Gay feminist teen blows the internet up with her yearbook quote

If yearbook quotes were performed live on stage, in front of the entire world — as opposed to written down and then published months later for a few hundred students — 17-year-old Caitlyn Cannon could very well have dropped the mic after sharing hers.

Instead, she's experiencing the digital equivalent of making a stadium erupt with her words: Going viral.

Cannon, who recently graduated from Oak Hills High School in California, is the toast of the web this week for penning a powerful yearbook quote that somehow fuses feminism, the wage gap, gay rights and humour in just one sentence:

"I need feminism because I intend on marrying rich and I can't do that if my wife and I are making .75 cent for every dollar a man makes."

A photo of Cannon's yearbook photo and quote was tweeted by a friend on Tuesday with the caption "this is all I honestly care about right now."

It has since been retweeted nearly 10,000 times, favourited more than 13,500 times, and picked up by news outlets all over the world.

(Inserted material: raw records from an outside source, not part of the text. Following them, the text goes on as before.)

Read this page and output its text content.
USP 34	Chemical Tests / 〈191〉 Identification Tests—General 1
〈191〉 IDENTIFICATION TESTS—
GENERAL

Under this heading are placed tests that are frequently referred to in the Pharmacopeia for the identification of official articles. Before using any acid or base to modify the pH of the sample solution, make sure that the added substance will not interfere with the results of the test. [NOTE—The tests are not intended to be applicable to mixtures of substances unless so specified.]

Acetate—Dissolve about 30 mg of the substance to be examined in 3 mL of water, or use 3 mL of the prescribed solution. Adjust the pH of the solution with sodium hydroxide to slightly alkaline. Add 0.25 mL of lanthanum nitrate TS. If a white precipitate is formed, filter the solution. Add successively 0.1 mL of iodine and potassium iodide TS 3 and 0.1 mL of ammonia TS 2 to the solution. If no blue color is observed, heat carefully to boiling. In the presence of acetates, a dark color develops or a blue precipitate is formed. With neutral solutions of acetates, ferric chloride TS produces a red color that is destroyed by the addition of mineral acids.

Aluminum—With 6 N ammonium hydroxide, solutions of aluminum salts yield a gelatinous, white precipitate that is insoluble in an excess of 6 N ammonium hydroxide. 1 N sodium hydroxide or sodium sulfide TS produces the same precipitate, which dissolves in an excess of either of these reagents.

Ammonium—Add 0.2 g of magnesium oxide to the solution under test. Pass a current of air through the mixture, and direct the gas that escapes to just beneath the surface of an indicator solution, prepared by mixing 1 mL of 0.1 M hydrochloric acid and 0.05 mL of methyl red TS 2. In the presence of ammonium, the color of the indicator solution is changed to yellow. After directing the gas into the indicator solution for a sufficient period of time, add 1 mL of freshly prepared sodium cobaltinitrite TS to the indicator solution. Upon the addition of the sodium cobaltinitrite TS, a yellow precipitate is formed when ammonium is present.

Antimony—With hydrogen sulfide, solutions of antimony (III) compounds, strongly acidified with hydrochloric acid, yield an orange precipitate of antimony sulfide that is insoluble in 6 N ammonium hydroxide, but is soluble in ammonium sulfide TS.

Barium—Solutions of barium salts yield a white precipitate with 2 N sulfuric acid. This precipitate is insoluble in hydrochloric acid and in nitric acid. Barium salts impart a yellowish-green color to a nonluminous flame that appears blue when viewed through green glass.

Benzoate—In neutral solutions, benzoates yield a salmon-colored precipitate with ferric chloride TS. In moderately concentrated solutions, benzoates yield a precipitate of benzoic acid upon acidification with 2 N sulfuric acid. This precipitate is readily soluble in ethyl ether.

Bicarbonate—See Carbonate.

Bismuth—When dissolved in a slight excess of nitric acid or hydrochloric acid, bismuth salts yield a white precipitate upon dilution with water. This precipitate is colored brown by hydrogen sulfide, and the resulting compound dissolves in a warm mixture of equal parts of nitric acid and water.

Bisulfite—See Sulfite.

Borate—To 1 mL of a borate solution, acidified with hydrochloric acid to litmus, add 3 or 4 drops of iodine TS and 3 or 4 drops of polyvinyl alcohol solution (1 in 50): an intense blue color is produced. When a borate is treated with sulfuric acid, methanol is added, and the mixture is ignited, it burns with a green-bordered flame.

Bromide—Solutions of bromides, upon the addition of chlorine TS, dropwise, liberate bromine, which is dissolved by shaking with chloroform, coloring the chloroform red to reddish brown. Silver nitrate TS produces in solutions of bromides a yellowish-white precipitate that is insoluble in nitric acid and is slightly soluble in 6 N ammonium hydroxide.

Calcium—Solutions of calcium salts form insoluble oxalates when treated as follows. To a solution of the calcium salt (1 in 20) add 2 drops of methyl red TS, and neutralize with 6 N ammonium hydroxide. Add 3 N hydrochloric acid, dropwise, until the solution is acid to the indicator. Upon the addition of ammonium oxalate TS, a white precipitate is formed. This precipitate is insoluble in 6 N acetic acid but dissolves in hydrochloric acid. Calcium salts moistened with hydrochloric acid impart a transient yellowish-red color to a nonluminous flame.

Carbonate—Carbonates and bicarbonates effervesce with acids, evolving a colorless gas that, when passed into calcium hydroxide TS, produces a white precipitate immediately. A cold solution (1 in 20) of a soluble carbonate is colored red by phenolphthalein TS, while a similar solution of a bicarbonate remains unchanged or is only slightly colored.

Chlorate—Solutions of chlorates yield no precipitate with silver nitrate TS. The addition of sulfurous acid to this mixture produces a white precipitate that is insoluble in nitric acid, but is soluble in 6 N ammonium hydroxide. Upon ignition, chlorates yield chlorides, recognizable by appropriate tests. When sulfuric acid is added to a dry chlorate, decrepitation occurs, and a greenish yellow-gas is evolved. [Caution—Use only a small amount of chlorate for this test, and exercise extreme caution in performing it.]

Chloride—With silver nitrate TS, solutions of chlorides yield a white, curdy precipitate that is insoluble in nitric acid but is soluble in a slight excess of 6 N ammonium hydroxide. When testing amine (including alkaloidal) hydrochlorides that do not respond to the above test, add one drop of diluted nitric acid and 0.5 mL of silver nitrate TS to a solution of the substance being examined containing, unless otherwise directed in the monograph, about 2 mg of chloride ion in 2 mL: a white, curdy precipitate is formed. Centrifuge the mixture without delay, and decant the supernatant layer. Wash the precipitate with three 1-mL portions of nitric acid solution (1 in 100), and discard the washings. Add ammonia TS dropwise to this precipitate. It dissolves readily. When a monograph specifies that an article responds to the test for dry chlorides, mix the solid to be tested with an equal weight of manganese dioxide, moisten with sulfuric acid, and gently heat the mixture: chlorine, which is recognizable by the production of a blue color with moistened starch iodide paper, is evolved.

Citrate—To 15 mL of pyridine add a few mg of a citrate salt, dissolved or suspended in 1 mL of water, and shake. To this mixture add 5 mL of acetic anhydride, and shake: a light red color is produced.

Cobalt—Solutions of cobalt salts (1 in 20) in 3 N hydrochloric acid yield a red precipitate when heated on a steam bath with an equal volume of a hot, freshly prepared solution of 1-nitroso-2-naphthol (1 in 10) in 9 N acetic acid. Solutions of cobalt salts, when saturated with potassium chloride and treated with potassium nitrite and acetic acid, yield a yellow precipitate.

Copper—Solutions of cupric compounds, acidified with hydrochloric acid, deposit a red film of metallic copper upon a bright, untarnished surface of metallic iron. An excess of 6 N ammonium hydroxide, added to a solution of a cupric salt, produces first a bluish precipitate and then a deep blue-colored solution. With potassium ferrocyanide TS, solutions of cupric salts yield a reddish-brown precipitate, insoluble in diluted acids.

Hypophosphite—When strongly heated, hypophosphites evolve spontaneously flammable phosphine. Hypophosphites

After sharing the photo on her own Tumblr blog Wednesday, it racked up a whopping 132,000 reblogs more in less than 24 hours.

"I was tired of seeing the same old quotes from popular books and movies and authors," said Cannon, who describes herself as "feminist" and "really gay" in her Twitter bio, via email to The Huffington Post. "I wanted to call attention to a problem that women face."

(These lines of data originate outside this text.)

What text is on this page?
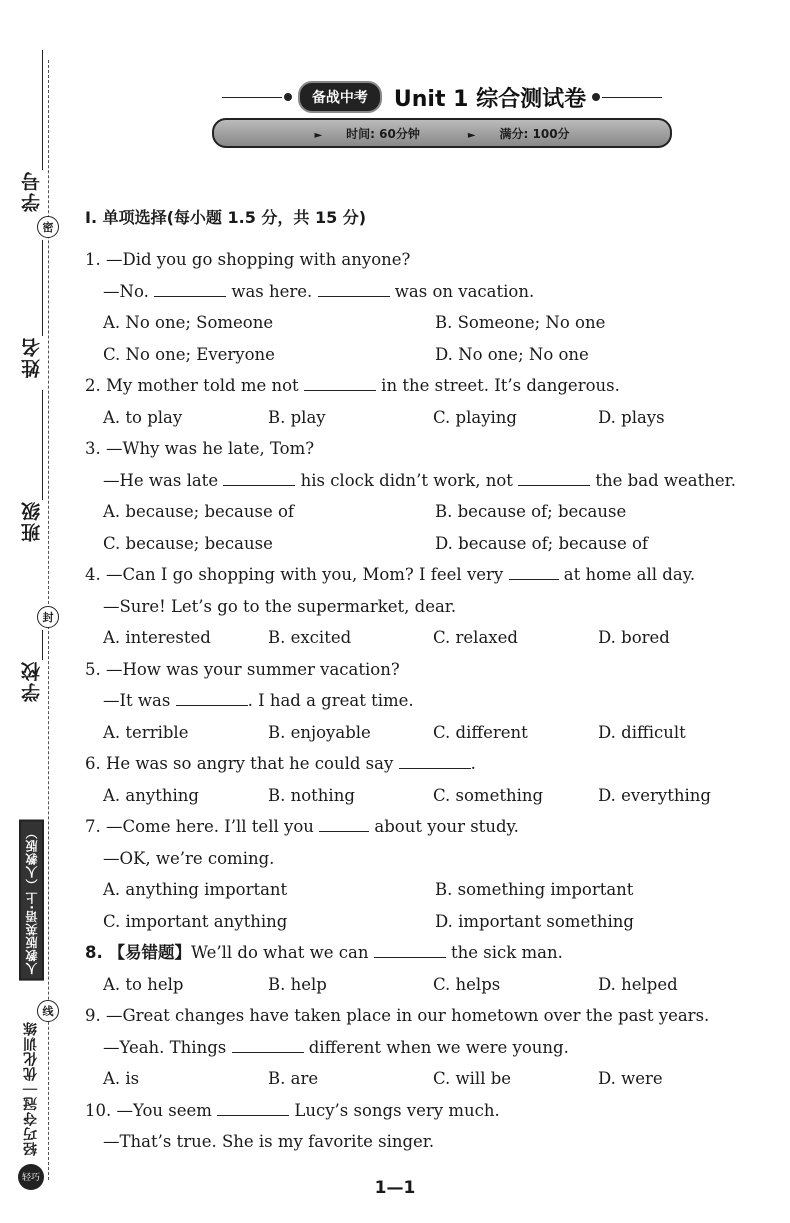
学号
密
姓名
班级
封
学校
人教版英语·上（人教版）
轻巧夺冠｜优化训练
轻巧
线
备战中考	Unit 1 综合测试卷
► 时间: 60分钟	► 满分: 100分
Ⅰ. 单项选择(每小题 1.5 分，共 15 分)
1. —Did you go shopping with anyone?
—No.	was here.	was on vacation.
A. No one; Someone	B. Someone; No one
C. No one; Everyone	D. No one; No one
2. My mother told me not	in the street. It’s dangerous.
A. to play	B. play	C. playing	D. plays
3. —Why was he late, Tom?
—He was late	his clock didn’t work, not	the bad weather.
A. because; because of	B. because of; because
C. because; because	D. because of; because of
4. —Can I go shopping with you, Mom? I feel very	at home all day.
—Sure! Let’s go to the supermarket, dear.
A. interested	B. excited	C. relaxed	D. bored
5. —How was your summer vacation?
—It was	. I had a great time.
A. terrible	B. enjoyable	C. different	D. difficult
6. He was so angry that he could say	.
A. anything	B. nothing	C. something	D. everything
7. —Come here. I’ll tell you	about your study.
—OK, we’re coming.
A. anything important	B. something important
C. important anything	D. important something
8. 【易错题】We’ll do what we can	the sick man.
A. to help	B. help	C. helps	D. helped
9. —Great changes have taken place in our hometown over the past years.
—Yeah. Things	different when we were young.
A. is	B. are	C. will be	D. were
10. —You seem	Lucy’s songs very much.
—That’s true. She is my favorite singer.
1—1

If her goal was to call attention to the specific problem of the gender pay gap — which sees Canadian women earning between 73 cents and 82 cents for every dollar a man earns, according to the CCPA — she certainly achieved it.

The new graduate's yearbook quote has sparked quite a debate on Twitter about the issue, and aside from some "wage gap truthers," the majority of peopleappearsupportive of her message.

When asked about what inspired her yearbook quote, Cannon told the Huffington Post that she had seen a similar message on Tumblr pertaining to men, but that she changed the words to reflect her own identity.

"I've never really been ashamed to say that I am gay," she said. "So the LGBT aspect was simply who I am."